Done, login here → http://IP or host:8271/auth
What fascinates me is the thinking process—the way the model works.
Initial Context Understanding: The AI recognizes the question and starts by recalling relevant historical knowledge about the Roman Empire.
Idea Generation: It considers various angles, such as governance, infrastructure, and language diversity.
Refinement and Prioritization: It identifies an interesting and accessible fact—the use of concrete and bricks for roads.

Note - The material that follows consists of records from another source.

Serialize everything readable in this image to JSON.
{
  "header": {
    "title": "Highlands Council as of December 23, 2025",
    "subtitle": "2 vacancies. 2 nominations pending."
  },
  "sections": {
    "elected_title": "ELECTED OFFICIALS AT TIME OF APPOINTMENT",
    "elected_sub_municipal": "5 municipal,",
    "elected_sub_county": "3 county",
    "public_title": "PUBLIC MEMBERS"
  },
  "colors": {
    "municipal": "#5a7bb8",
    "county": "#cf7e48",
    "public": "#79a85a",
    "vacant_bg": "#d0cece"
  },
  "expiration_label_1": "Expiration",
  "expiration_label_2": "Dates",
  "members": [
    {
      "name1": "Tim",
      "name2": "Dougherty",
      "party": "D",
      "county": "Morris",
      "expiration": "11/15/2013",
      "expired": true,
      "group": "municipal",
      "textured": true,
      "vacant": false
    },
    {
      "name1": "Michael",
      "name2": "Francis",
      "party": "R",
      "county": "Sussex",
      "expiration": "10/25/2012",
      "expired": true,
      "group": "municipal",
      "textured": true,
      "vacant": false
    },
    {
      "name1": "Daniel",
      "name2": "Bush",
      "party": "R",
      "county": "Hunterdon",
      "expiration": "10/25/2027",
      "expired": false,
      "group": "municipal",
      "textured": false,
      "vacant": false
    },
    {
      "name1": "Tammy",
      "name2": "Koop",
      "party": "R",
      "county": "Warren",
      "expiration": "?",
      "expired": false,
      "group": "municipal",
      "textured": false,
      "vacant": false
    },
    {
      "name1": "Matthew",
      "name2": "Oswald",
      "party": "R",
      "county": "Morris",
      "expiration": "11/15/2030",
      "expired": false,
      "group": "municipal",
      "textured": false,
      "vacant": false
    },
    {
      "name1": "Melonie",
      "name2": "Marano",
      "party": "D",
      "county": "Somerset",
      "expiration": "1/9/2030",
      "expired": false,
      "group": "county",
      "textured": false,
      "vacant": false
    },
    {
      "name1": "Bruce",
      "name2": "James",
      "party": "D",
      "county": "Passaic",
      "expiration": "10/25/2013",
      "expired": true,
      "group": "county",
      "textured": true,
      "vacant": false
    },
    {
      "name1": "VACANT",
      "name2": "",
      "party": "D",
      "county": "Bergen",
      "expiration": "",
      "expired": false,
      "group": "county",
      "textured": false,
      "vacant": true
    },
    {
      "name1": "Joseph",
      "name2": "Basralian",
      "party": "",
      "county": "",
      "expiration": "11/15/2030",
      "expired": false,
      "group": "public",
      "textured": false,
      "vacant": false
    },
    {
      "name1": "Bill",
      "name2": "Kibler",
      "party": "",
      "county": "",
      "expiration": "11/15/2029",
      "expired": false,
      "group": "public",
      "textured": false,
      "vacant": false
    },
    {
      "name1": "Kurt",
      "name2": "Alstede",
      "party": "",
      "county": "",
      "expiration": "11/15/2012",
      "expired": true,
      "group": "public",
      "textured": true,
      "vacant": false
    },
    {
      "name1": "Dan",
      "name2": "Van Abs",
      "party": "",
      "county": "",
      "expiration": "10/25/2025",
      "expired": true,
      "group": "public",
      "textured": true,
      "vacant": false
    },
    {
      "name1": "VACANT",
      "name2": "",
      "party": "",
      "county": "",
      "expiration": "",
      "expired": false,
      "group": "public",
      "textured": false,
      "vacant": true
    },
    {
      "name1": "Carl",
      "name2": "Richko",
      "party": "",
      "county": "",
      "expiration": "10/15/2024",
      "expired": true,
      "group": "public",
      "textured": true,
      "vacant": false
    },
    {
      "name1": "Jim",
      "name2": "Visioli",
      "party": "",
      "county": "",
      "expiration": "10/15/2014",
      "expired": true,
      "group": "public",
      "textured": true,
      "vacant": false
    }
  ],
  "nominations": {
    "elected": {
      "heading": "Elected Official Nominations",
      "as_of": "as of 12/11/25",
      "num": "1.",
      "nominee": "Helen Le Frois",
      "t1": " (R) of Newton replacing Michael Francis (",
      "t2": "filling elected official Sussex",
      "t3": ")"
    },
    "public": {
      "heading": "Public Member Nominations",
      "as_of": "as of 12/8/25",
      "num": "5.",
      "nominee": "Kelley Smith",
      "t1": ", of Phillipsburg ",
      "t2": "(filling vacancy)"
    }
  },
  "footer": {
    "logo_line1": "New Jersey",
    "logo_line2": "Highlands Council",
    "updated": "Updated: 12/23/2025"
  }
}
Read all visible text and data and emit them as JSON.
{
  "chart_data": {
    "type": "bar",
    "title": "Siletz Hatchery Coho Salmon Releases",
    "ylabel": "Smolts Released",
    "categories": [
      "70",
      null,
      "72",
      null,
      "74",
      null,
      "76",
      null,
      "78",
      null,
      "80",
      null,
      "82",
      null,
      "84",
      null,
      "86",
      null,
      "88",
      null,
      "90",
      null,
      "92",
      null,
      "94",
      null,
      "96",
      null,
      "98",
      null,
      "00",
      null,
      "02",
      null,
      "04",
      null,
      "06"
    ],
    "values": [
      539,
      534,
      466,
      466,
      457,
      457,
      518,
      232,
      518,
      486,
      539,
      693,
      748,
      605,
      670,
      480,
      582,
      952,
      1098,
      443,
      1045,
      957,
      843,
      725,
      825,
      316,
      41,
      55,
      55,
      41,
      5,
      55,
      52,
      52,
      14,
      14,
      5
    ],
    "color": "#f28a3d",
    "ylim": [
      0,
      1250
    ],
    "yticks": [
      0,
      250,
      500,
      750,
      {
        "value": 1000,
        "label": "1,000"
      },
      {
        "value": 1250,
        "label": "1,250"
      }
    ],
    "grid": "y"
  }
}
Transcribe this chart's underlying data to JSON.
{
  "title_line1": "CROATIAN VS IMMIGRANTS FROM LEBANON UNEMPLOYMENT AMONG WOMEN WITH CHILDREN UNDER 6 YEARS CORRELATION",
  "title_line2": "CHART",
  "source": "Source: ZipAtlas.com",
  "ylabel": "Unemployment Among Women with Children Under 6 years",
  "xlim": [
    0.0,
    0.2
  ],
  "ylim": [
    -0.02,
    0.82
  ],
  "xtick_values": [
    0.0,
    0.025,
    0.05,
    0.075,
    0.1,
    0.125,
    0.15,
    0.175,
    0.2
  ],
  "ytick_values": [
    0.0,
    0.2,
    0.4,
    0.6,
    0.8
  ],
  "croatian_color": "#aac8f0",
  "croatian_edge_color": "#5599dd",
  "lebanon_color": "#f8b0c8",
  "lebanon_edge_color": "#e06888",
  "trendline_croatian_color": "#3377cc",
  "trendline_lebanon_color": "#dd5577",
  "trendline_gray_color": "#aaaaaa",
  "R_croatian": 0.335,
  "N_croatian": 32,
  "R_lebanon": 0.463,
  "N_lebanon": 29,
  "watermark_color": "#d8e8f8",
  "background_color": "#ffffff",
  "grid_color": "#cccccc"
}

Expanding on the Topic: The AI attempts to provide additional relevant details, such as the role of diverse languages and administrative divisions.
Progressive Construction: The response is built iteratively, refining its ideas as it "thinks" through the information.
This step-by-step reasoning reflects how AI models process questions and generate responses based on their training data and underlying algorithms.
Summary Interpretation
The system experienced a significant CPU load increase, which remained sustained.
The memory is also under considerable usage, though not maxed out.
Disk activity suggests potential heavy writing operations.
If the high CPU usage persists, it is advisable to check running processes and background tasks, disabling any virtual machines or resource-intensive processes as needed.